PRACTICAL MAGIC

REVIEWED BY CHARITY BISHOP

 

Our rating: 2 out of 5

Because of: witchcraft

Rated:

 


 

What is it about magic that is so attractive? Perhaps it is the ability to control the circumstances that shape our life. Each human heart yearns for control, and whenever our world spins out of our hands, we experience a sense of panic. It is in this that we find a need for magical intervention; however, there is a danger in taking stories about witchcraft too seriously... or not seriously enough.

 

The women in the Owens family have been cursed for several hundred years, ever since one of their ancestors put a hex on a former lover who never returned to her side after she was banished to an island after being accused of witchcraft. Each man who falls in love with an Owens woman meets a deadly fate. When the curse takes the lives of their parents, young Sally and Gillian are sent to the home of their eccentric aunts, Frances (Stockard Channing ) and Bridget (Dianne Wiest). The two peculiar old maids dress as though they live in the Victorian era, and have an enormous old rambling house filled with secrets. Knowing that they must prevent the girls from abusing their talents, the aunts begin to teach them how to use their magical skills.

 

Years later, Gillian (Nicole Kidman) has had enough and runs away with her boyfriend, determined to live wild and see the world, while the mild-mannered Sally (Sandra Bullock) remains at home. Rejecting her skills and wanting to blend in, Sally finds just the right man and settles down.

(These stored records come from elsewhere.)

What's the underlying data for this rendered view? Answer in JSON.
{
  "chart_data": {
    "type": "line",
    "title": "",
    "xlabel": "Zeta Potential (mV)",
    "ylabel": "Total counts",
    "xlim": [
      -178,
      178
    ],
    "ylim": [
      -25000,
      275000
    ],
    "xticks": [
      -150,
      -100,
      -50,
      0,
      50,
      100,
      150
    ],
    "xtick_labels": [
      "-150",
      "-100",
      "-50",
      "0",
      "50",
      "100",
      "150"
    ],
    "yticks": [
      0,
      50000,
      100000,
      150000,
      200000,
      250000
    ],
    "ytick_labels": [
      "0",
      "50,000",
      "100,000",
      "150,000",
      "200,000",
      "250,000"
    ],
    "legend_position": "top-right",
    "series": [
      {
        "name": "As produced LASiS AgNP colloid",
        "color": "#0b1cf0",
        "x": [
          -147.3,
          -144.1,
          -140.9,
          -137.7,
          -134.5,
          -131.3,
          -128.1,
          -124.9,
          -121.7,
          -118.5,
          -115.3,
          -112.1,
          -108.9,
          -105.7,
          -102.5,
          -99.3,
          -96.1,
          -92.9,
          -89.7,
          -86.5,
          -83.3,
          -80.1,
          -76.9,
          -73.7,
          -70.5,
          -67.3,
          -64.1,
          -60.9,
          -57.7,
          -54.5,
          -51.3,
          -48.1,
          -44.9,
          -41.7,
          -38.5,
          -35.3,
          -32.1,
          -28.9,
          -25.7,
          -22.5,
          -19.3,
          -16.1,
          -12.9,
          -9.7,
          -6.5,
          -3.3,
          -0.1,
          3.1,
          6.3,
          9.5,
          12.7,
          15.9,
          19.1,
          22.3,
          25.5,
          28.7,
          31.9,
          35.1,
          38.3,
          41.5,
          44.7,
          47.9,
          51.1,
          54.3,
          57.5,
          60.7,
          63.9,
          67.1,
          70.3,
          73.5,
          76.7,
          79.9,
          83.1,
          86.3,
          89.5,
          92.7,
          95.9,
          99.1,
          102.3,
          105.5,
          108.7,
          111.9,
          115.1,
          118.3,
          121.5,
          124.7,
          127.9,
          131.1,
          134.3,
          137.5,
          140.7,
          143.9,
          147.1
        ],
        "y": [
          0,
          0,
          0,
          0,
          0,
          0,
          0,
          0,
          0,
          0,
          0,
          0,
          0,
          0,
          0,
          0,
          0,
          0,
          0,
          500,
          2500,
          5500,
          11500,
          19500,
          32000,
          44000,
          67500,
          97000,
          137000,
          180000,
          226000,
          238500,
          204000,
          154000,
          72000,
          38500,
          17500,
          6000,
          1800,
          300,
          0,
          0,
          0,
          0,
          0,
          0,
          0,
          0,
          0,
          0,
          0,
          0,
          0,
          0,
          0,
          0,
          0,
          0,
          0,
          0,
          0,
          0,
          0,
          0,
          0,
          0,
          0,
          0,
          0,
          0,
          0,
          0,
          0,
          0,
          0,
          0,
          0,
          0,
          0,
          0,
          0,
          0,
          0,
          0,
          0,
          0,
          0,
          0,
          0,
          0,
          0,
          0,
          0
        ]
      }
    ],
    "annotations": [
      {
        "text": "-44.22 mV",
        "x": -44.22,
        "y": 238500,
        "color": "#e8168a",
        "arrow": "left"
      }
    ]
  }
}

They have a wonderful marriage and two kids ... and then the curse kicks in. Having lost her husband, Sally and her girls return to the aunts, unknowingly setting in motion a dark series of events that bring Gillian home and lead up to a murder investigation, among other things. The story, based on the best-selling novel by Alice Hoffman, is exceedingly clever and the characters are likable, but the film does seem to move without direction for the first half, wandering through its script in a search for meaning.

 

As you should know just by the title, the plot revolves around a family of witches, and resulting spell-casting, talk of curses (some of them coming to pass), and other "magical" references. These activities range from the clever and seemingly innocent (lighting candles with a breath) to the dark and dangerous (attempting to raise a man from the dead, with exceedingly dreadful results). The girls are told not to repress their skills, that magic exists in everyone, and when Sally has need of the women of the town to cast a ghost out of her sister, all of them come out in support. In a long and disconcerting sequence, Gillian is possessed by the spirit of a dead man, and Sally, the aunts, and the townspeople perform a casting-out spell. The ghost also appears in full form to a homicide detective (Aidan Quinn) and attempts to kill him by plunging his hand through the man's chest. 

 

The plain truth is that this film should make Christians a little uneasy, even those who normally don't feel a twinge in watching stories about witches. Most of the movie is cute and innocent, but some parts of it dabble in the darker forces -- like Sally and Gillian attempting necromancy. It is condemned not only through the consequences, but the opinion of the aunts (the girls are warned that "someone who is dead will not come back to you; it will be something else"). The movie is quite funny and does have some fantastic moments. It also has light content, the most of it is a passionate making-out session that is interrupted before it goes anywhere, two uses of GD, and a handful of mild profanities. A possessed Gillian licks her sister's cheek. The problem is that unlike fairy tales, it leaves you wondering what you would do with the power the Owens women have. "It would be nice to have magic," you think. And that can be dangerous.